My one quibble with his analysis of his sister – indeed, my only issue with the book in its entirety – is his insistence that she belonged to a lost world, to the ordered discipline of the Austro-Hungarian Empire, and that it was her incompatibility with the post-war reality that lead to her death. This seems like the over-romanticized fantasies of a dreamy boy. But that’s the thing about memoirs: what’s more important, who the person actually was or who they were to the memoirist? For von Rezzori, his mother is his mother. She is referred to by no other name, has no individual self, the same for his father and his sister. It is always ‘my sister’ or ‘my mother’. Their actual identity ceases to be important in such instances. They matter because of how they influenced the writer, however falsely they may be remembered.

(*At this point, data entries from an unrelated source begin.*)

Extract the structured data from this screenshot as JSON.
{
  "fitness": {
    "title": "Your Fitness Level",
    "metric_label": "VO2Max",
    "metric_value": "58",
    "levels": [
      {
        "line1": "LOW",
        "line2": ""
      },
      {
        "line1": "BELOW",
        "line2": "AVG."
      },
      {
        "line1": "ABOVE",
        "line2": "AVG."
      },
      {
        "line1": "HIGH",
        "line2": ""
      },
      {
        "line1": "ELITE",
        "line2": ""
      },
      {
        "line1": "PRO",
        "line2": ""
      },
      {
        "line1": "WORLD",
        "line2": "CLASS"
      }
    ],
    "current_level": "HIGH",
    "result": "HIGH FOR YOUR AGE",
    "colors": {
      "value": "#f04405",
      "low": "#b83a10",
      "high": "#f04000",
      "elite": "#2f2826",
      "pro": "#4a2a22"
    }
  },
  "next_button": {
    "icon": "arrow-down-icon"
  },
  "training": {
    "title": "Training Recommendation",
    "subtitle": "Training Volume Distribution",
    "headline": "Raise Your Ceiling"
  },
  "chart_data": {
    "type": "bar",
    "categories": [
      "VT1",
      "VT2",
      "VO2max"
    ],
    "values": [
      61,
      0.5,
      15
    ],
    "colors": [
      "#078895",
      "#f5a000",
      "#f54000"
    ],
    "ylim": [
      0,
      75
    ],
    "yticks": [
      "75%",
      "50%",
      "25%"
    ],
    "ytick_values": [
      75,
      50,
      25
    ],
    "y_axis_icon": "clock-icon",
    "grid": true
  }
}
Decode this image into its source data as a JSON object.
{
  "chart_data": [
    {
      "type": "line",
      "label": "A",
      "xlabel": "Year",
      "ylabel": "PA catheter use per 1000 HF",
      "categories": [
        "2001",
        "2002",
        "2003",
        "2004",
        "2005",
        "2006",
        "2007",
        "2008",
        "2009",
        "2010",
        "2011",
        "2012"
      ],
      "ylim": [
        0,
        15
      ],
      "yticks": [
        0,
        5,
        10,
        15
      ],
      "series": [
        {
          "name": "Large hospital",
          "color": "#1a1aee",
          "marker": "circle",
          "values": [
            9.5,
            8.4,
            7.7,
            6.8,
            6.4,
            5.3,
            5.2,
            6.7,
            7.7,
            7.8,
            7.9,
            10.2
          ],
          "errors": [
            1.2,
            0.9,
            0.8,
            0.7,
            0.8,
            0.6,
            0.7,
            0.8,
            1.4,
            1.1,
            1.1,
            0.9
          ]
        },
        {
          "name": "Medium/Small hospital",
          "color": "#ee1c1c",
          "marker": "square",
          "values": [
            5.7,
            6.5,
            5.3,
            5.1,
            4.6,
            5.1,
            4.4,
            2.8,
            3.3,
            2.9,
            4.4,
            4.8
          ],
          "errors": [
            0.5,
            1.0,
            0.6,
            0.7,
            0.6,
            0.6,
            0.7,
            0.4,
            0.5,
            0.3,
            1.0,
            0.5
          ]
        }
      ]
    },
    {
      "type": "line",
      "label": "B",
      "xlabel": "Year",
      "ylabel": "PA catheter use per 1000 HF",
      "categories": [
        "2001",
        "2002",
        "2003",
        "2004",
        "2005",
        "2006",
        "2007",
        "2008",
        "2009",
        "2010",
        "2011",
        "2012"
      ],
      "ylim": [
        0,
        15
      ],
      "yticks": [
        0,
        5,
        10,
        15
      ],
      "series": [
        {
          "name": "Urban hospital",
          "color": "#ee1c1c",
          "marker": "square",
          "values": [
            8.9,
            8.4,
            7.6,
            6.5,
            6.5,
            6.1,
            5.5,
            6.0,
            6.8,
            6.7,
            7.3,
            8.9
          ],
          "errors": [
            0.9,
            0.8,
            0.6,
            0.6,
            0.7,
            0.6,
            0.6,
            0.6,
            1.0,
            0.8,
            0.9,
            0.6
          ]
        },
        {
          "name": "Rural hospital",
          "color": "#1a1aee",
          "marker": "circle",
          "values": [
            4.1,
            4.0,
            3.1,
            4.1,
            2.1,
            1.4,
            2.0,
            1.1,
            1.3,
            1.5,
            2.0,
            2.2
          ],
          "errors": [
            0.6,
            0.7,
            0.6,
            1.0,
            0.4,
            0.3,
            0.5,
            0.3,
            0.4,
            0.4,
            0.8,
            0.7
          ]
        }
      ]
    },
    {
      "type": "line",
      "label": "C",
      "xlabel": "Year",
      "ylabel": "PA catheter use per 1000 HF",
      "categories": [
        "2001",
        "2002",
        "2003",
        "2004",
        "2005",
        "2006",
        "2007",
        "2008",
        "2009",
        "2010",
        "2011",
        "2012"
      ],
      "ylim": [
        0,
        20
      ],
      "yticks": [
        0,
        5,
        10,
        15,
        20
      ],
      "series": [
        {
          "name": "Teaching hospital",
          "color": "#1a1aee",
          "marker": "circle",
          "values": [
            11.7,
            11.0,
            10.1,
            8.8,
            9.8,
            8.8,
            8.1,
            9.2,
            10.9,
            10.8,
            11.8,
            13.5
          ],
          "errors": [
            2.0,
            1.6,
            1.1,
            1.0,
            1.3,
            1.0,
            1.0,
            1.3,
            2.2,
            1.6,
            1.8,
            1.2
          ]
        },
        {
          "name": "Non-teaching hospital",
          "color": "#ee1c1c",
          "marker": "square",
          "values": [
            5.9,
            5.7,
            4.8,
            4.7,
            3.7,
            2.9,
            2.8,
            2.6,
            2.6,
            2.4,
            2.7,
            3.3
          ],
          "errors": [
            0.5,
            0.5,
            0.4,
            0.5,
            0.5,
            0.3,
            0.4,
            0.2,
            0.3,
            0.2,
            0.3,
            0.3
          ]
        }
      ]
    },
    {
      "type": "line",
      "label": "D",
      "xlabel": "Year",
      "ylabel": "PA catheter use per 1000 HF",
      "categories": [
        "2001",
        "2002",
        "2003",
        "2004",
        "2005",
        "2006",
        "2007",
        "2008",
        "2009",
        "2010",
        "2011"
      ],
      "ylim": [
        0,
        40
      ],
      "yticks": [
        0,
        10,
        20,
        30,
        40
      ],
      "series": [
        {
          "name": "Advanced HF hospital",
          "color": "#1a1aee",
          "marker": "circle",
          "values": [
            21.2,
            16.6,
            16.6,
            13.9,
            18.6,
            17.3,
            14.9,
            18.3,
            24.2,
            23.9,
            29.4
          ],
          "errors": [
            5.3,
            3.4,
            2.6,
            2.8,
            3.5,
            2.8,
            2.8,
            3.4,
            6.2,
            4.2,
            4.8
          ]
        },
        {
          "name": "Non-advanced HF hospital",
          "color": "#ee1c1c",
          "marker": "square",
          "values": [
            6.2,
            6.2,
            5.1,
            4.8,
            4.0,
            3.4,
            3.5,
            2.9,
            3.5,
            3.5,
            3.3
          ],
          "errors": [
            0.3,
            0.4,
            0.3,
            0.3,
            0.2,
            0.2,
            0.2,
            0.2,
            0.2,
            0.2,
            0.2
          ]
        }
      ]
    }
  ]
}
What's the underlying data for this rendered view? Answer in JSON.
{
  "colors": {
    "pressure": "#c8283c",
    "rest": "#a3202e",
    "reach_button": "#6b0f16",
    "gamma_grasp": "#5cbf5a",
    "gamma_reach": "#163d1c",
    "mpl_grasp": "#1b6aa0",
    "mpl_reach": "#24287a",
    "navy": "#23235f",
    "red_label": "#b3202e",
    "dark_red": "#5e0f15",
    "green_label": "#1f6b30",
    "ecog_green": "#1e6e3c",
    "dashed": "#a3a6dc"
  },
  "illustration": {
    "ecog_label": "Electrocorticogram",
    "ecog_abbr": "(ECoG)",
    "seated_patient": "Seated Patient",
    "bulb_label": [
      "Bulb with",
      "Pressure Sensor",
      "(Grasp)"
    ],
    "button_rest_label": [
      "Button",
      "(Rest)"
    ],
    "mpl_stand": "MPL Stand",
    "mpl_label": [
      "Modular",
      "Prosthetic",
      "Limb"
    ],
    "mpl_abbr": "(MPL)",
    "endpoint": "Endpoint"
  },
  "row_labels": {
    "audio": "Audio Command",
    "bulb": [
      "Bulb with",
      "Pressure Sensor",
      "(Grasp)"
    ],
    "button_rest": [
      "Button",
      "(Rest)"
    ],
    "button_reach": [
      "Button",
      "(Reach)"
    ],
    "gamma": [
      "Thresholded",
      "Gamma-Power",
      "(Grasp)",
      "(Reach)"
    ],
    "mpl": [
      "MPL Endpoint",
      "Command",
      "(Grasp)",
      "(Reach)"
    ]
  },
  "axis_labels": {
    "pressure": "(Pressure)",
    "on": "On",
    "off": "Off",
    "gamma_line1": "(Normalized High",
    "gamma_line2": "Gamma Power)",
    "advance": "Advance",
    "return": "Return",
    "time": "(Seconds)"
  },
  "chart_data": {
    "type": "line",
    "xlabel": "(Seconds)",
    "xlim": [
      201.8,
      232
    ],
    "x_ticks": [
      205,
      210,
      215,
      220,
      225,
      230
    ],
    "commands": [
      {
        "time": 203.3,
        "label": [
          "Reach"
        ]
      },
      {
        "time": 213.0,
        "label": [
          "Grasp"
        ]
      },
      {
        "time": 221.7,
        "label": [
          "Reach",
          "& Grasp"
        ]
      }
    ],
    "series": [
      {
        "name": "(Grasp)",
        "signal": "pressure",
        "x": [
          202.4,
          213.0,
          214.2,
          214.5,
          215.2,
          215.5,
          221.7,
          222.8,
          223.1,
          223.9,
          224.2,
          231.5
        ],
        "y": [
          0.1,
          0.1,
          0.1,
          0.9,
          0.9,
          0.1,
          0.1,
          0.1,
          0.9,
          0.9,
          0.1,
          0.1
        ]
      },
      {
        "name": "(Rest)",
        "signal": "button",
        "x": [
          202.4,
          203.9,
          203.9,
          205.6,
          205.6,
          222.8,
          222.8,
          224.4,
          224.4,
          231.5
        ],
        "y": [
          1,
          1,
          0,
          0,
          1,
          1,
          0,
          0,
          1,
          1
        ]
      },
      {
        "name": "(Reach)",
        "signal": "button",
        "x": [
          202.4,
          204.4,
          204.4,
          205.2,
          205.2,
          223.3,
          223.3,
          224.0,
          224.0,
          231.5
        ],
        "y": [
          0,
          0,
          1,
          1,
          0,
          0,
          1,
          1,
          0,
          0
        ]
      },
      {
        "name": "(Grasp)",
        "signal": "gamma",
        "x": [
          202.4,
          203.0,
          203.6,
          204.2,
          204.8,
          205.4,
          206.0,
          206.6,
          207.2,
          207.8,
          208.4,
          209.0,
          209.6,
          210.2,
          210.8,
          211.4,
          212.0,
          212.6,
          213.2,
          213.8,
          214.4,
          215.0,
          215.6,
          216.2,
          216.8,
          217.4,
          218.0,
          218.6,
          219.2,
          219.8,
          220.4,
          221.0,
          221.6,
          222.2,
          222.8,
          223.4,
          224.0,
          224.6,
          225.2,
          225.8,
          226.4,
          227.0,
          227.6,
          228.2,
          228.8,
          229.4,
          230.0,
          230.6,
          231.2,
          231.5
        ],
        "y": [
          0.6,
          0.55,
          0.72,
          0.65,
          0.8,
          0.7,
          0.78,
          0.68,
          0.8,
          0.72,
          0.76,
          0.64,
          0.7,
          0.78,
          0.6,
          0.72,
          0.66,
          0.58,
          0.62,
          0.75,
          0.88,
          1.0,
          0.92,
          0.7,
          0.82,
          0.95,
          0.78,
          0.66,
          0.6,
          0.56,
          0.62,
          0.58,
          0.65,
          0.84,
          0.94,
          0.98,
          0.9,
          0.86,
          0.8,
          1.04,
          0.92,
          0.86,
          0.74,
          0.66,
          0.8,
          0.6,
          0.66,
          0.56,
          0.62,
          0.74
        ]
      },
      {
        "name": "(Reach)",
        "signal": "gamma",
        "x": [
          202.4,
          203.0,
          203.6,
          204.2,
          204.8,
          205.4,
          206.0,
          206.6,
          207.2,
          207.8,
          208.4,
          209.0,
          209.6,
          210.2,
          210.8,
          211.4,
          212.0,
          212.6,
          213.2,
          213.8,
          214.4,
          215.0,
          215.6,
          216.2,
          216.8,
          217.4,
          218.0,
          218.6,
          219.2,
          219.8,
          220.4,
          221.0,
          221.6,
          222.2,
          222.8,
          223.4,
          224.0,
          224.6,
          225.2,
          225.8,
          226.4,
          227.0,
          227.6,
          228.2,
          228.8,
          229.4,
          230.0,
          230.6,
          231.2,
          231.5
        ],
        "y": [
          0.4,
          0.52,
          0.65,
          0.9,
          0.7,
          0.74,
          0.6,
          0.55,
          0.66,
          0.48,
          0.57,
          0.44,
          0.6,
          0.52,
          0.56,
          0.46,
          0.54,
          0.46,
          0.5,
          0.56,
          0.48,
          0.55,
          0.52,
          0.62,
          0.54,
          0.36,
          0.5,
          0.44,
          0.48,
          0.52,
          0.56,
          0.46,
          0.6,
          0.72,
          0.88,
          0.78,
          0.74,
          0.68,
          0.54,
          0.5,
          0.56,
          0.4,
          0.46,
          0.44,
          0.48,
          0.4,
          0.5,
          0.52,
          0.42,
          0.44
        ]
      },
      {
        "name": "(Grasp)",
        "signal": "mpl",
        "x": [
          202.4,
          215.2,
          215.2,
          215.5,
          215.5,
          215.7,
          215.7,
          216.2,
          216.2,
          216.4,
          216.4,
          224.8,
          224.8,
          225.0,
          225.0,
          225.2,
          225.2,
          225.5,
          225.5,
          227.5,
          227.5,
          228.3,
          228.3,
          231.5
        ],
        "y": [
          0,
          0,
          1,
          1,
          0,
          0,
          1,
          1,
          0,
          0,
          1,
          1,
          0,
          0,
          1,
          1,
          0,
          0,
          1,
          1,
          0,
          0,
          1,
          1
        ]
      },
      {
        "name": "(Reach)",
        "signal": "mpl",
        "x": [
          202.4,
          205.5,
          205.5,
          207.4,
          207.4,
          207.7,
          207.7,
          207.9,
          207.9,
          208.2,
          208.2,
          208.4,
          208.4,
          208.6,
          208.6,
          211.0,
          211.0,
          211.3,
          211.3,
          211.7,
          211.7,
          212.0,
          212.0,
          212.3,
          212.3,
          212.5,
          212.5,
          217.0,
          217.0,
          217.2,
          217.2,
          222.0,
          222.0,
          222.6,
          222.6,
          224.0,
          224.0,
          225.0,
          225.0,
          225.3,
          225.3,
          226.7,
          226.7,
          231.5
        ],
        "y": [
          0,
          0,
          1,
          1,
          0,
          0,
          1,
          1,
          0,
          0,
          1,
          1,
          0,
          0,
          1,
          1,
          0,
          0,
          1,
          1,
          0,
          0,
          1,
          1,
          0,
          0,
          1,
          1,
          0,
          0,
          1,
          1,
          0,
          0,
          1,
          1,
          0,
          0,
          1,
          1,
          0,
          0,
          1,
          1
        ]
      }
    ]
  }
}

I joined this blog on a whim and it gives me enormous pleasure. In our Oxfordshire reading group we read Miklos Banffy’s first volume of his Transylvanian Trilogy, ‘They Were Counted’ to general pleasure. This would fit in with your Austro-Hungarian programme; it came to us in a series of books dealing loosely with the death throes of a particular and privileged way of life. In this category we have included: ‘The Garden of the Finzi Contini’; ‘Elizabeth and her German Garden’; ‘The Leopard’; ‘The Were Counted’; and most recently ‘The Last September’ by Elizabeth Bowen. From an English Clare
Thanks for all the recommendations, Clare! I adore Elizabeth and her German Garden and will look forward to investigating the other titles.
Great review! I wasn’t familiar with this one. Thanks for sharing it with us.
Thanks Susan. I’d never heard of this book before I started researching titles for the Eastern European Reading Challenge but I’m so glad I came across it!
Great review – I like your analysis of his described relationship with his sister. I’m not sure I would pick this book up, but I liked reading about it in this post.
Thanks Christy. It’s not a title I’d seen around before so it’s one I’m glad to be able to introduce to a wider audience, even if other readers don’t end up seeking it out!
I read Gregor von Rezzori’s “The Memoirs of an Anti-Semite” for a our bookclub a couple years back and was rather enchanted. I believe a portion of the book was originally published in the New Yorker. I recommend it highly, though it’s possible that it would be quite similar. I’m glad his other books are being printed!
Excellent! I’m so glad to hear that there’s more of von Rezzori’s work to look forward to. Thanks for the recommendation.